The FAO in an announcement on its website over the weekend stated that the initiative to bolster animal health in the country is part of the agency’s broader strategy to support agricultural sustainability and disease resilience in the southern African region.

CBPP, a severe respiratory disease affecting cattle, was recently identified in the Ncamangoro and Musese Constituencies of Kavango West.

According to the FAO, local farmers reported symptoms in their livestock including fever, difficulty breathing, and severe lung damage, occasionally resulting in death.

The FAO’s response includes training veterinary personnel in enhanced disease surveillance techniques aimed at swiftly identifying and containing outbreaks.

Moreover, the FAO’s support extends to the Directorate of Veterinary Services (DVS) through strategic vaccination campaigns, particularly in high-risk areas of the northern communal farming areas.

The FAO said these efforts are complemented by awareness campaigns aimed at equipping farmers with essential skills to manage livestock health effectively.

The FAO’s commitment to Namibia aligns with its ongoing projects aimed at improving agricultural resilience and sustainability.

The initiative focuses on emergency technical support to control the spread of CBPP in Namibia and has been instrumental in enhancing the management systems for communal farmers in the northern regions.

Additionally, the FAO’s work in Namibia is part of a larger regional effort to mitigate livestock diseases, as seen in similar projects in Zimbabwe, where the FAO has launched initiatives to improve livestock health and management, enhancing food security and bolstering local economies.

As Namibia faces challenges such as drought and its impact on agriculture, the FAO has also provided crucial support, including N$10 million in aid from the United Nations Central Emergency Response Fund to assist drought-stricken farming households.

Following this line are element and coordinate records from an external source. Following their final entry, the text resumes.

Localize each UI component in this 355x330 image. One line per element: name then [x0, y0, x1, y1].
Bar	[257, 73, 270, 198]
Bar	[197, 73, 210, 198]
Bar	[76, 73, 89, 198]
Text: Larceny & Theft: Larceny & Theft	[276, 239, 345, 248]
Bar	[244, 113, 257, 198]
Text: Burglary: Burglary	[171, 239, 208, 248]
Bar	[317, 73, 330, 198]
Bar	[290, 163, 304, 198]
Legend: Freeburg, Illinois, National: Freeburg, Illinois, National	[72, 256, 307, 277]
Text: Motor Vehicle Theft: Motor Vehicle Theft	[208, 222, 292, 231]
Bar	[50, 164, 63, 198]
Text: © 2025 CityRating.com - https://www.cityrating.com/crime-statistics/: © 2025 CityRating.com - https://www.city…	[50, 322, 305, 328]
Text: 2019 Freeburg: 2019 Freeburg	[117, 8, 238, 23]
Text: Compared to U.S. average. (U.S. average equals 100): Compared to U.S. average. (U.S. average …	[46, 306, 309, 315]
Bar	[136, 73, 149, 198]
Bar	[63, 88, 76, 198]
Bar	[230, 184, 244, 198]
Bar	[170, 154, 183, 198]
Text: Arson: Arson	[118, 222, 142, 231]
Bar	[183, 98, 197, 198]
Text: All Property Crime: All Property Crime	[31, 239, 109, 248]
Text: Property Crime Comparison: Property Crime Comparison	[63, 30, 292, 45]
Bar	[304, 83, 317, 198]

This aid has facilitated the installation of hydroponic fodder production systems and the provision of veterinary inputs, sustaining the livelihoods of many affected families.

The FAO said that these concerted efforts not only aim to improve immediate agricultural outputs but also seek to improve long-term resilience and prosperity for rural communities in Namibia, ensuring that farmers and their dependents can withstand and recover from agricultural and environmental challenges.